Misleading headline?

Hotmail security breach spreads as 20,000 Gmail and Yahoo! passwords are posted online.

As is quite common with the Daily Wag and Cleavage, a bit of a misleading headline.

Yes, thousands of email passwords etc, from not only Hotmail but also Yahoo, Google, AOL, Earthlink and others, have been posted online but the information was not obtained as a result of a security breach, rather through hackers conducting an industry-wide ‘phishing’ campaign. Which is something quite different.

Microsoft in particular, as the owners of Hotmail, were slated by some areas of the press for lack of security, with the usual cries of, ‘oh, what do you expect, it’s Microsoft’.

The passwords and other information were not acquired as a result of a security breach but by people being fooled into providing the information themselves to fraudsters.

You see these phishing attempts on a daily basis.
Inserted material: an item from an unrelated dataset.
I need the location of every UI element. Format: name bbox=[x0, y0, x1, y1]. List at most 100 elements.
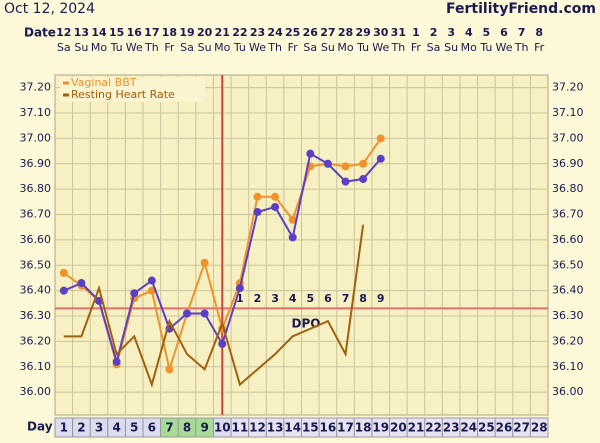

Emails arrive saying ‘please click here to confirm your personal details’, ‘Alert, possible security breach, please click here’ etc etc. Many of the websites you are subsequently directed to do actually look authentic, all part of the fraudsters’ game plan.

There are some simple precautions you can take to avoid being ‘had’ by these fraudsters.

  • Don’t click on attachments from unknown sources. DELETE THE EMAIL WITHOUT OPENING.
  • Don’t automatically assume that attachments purporting to come from people you know are ‘safe’.
  • Remember that banks, credit card companies and other financial institutions will NEVER ask for personal information via email.
  • Do not click on unknown links in emails. If, for example, you receive an email purporting to come from the Bank of America and it requests you to click on a link (for whatever reason), move the mouse over the link and check the URL (address) it conceals. Instead of bankofamerica.com you might see 2bankofamerica.com or even a completely different address. DELETE THE EMAIL.
  • If you do decide a particular link is trustworthy and safe, copy the link and paste it into another browser window or tab.

And in general:

  • Do not use the same password for all your online activities/websites. Strangely, 40% of people do fall into this category. Crack one, you crack the lot.
  • Make the passwords hard(er) to crack by using all sorts of characters, the more the merrier. Avoid using only letters as these can easily be cracked by throwing a dictionary at it.
  • Don’t use birthdays etc, which again, a lot of people do, as these are also easy to work out and one of the first things hackers try.
  • Change passwords regularly.
  • There is no such thing as a free lunch.
  • Always be on your guard, just as in any other sphere of modern life.